I woke up after that. Once I realized it was a dream I relaxed. I turned on all my flashlights before checking to make sure no one was in her sleeping bag. Except one thing was off. The tent's door was still open.

I ignored it though. Told myself that I had just left it open, even though I know I would never do that. The dream had been haunting me since. I just couldn't forget the way Alli smiled. Despite her teeth looking loose, she looked pale and almost...ghostly. It reminded me that Alli was a ghost now, or whatever it was that happened in the afterlife.

I kept moving forward despite my false hearing. I didn't want to think about it anymore than I wanted to think about what might've happened to Art and Collin. I couldn't escape my thoughts though since it was just me alone, with my thoughts.

I felt my phone buzz inside my backpack. I didn't realize I had cell service but it meant I had to be close to a cell tower which also meant an escape. When I checked my phone it was nearly 2:30 pm. If I wanted to make it to the bus I would have to get going now. Except I would be going back alone.

I nearly dropped my phone when I saw the notification. It was a message from Alli. Someone had to have gotten ahold of her phone. But they couldn't have sent a message, there was no cell service back at camp.

Slowly, I unlocked my phone before going to messages. When I looked, I dropped my phone for real this time.

I picked up my phone, shaking. A photo was sent with a paragraph after that. The photo was of a lake, except I guess whoever sent this wanted me to see what was floating in the lake. I zoomed in to see what it was. It looked like a small raft, it was covered with red and the water around it was reddish blue. Something was on the raft but I couldn't tell what it was. It looked like a part of an organ.

I took a big breath before I began to read the paragraph.

A l l i : Here lies the heart of your beloved Collin. He wasn't too fun to deal with but his death was more interesting. He feared having his heart carved open. Well, as you could've guessed, that's just what I did. Each hour, I came in and carved out one more bit of his flesh, inching closer and closer to the source of his life. He was a weak one though. It only took two hours until he was begging me to kill him already.

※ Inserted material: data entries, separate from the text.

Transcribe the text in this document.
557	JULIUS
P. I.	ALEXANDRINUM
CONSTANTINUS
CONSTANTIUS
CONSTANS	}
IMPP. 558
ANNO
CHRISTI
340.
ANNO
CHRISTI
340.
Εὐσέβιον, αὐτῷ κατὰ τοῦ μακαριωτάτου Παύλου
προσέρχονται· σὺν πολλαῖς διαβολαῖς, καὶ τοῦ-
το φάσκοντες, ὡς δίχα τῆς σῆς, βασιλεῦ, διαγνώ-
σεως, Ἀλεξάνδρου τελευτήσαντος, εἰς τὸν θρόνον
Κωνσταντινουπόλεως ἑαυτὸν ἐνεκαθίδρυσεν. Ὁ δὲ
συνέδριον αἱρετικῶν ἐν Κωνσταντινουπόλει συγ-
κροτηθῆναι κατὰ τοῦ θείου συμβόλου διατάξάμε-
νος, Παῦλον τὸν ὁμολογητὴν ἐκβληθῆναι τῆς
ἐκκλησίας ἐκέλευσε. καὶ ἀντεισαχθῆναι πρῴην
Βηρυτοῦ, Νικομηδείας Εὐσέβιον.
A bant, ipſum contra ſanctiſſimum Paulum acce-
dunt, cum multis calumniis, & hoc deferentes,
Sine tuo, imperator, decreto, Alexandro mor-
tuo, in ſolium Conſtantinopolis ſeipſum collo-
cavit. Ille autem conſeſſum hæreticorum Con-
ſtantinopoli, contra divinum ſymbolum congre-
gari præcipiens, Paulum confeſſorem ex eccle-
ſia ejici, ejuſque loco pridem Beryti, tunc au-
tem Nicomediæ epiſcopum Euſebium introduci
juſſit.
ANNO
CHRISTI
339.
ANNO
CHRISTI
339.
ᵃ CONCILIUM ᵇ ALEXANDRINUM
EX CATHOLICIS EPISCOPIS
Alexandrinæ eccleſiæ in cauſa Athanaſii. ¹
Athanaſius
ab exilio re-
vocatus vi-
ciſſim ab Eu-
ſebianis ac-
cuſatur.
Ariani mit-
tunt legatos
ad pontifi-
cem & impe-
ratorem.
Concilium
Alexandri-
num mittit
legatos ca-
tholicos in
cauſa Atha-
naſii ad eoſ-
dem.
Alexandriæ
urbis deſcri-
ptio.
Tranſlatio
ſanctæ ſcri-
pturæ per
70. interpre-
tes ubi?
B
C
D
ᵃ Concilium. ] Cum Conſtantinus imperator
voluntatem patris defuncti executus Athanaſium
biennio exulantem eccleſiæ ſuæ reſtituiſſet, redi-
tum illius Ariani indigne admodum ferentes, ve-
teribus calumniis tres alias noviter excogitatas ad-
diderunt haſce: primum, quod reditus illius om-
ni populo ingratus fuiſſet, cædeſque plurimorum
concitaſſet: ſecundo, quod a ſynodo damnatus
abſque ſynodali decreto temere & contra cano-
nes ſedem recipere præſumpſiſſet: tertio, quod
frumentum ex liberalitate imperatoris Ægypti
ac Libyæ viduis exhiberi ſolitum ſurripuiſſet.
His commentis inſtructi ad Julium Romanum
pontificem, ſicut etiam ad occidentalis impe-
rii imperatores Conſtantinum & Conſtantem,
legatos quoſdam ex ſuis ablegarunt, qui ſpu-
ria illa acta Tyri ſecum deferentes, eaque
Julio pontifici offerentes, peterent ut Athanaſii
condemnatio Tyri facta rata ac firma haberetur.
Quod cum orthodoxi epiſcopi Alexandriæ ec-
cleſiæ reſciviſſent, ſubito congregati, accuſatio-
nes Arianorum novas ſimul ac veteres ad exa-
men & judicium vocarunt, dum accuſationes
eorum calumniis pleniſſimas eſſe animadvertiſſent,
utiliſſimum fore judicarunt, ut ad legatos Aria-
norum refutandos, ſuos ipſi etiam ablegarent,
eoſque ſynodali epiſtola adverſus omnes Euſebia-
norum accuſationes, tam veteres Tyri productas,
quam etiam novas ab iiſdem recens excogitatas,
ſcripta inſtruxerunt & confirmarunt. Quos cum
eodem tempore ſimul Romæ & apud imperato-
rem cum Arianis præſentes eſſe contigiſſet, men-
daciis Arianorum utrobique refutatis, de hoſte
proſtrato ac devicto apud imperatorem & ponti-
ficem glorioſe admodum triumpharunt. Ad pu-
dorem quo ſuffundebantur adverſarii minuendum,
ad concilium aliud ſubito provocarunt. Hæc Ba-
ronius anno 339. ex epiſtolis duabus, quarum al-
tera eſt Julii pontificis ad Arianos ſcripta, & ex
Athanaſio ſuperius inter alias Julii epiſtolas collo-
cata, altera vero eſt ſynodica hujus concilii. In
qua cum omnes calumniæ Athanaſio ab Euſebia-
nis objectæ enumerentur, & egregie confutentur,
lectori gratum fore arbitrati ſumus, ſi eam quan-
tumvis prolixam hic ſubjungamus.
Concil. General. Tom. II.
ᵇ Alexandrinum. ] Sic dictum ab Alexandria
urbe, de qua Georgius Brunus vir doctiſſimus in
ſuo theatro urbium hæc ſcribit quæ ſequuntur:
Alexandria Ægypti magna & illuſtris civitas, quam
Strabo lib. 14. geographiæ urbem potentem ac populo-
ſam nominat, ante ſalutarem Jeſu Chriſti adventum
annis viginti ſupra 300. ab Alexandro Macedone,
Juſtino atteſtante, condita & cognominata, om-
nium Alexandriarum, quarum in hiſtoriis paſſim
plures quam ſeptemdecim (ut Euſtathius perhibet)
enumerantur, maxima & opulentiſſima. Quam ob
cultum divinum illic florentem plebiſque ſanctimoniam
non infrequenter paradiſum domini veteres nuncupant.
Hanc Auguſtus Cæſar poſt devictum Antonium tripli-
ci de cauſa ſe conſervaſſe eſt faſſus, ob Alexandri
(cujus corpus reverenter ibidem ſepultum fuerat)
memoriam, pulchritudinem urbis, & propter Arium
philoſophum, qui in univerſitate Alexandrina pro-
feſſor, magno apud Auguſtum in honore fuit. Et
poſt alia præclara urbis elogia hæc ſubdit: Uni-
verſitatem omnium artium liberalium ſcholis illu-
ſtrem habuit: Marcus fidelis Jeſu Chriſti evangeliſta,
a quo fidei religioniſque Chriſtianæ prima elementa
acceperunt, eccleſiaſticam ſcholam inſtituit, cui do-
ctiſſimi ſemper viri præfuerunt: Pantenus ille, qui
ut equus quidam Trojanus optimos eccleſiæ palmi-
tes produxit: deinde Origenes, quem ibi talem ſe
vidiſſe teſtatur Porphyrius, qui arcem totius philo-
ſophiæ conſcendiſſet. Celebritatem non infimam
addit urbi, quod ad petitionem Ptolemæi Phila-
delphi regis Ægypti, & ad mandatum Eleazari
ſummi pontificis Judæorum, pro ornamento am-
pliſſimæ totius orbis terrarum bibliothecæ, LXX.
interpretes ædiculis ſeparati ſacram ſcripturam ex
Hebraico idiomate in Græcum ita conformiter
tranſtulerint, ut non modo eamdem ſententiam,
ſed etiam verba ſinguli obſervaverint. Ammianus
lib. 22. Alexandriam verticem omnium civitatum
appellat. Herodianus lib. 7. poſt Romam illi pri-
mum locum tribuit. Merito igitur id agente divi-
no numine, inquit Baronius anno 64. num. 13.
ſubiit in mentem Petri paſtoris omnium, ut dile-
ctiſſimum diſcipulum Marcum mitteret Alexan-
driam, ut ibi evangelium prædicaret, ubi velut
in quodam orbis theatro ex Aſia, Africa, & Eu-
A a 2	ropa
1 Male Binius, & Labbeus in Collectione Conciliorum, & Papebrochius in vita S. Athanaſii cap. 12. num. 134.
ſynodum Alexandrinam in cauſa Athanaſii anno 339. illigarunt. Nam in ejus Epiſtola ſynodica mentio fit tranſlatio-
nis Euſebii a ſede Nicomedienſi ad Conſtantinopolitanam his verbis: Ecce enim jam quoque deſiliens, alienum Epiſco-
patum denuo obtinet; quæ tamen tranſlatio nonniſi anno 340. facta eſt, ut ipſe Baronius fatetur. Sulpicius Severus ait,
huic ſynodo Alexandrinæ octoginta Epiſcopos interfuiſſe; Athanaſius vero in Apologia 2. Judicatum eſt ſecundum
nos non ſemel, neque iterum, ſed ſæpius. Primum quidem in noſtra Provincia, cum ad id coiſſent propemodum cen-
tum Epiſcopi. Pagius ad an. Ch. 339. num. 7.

You of all people should know that I don't work like that. It wasn't hard taking him either. He was so foolish, thinking his cousin had sent for him. No, no, no. I let the other boy go however, so you're welcome for that. But if we cross paths again, I won't make that same mistake. But in the end, his lungs started to fill with so much blood I just had to kill him before that did. One day you'll understand. One day we will meet again. And that day is closer than you think. :)

I dropped my phone, stepping away from it. I didn't believe it, that could be anyone's heart. Anyones. But it made sense, Collin not returning, the screaming from camp.

I shook my head. My vision became blurry as I fell to my knees. I let out a loud scream. I let everything in me, out.

Even though I didn't want to believe it, a part of me knew it was true.

I stayed there, huddled up on the ground crying. I was next. The letter even said so.

I heard someone running in the distance, towards me I guessed. I didn't care anymore, I already practically missed the bus and a killer was watching my every move.

The last thing I saw before I blacked out was Art staring down at me.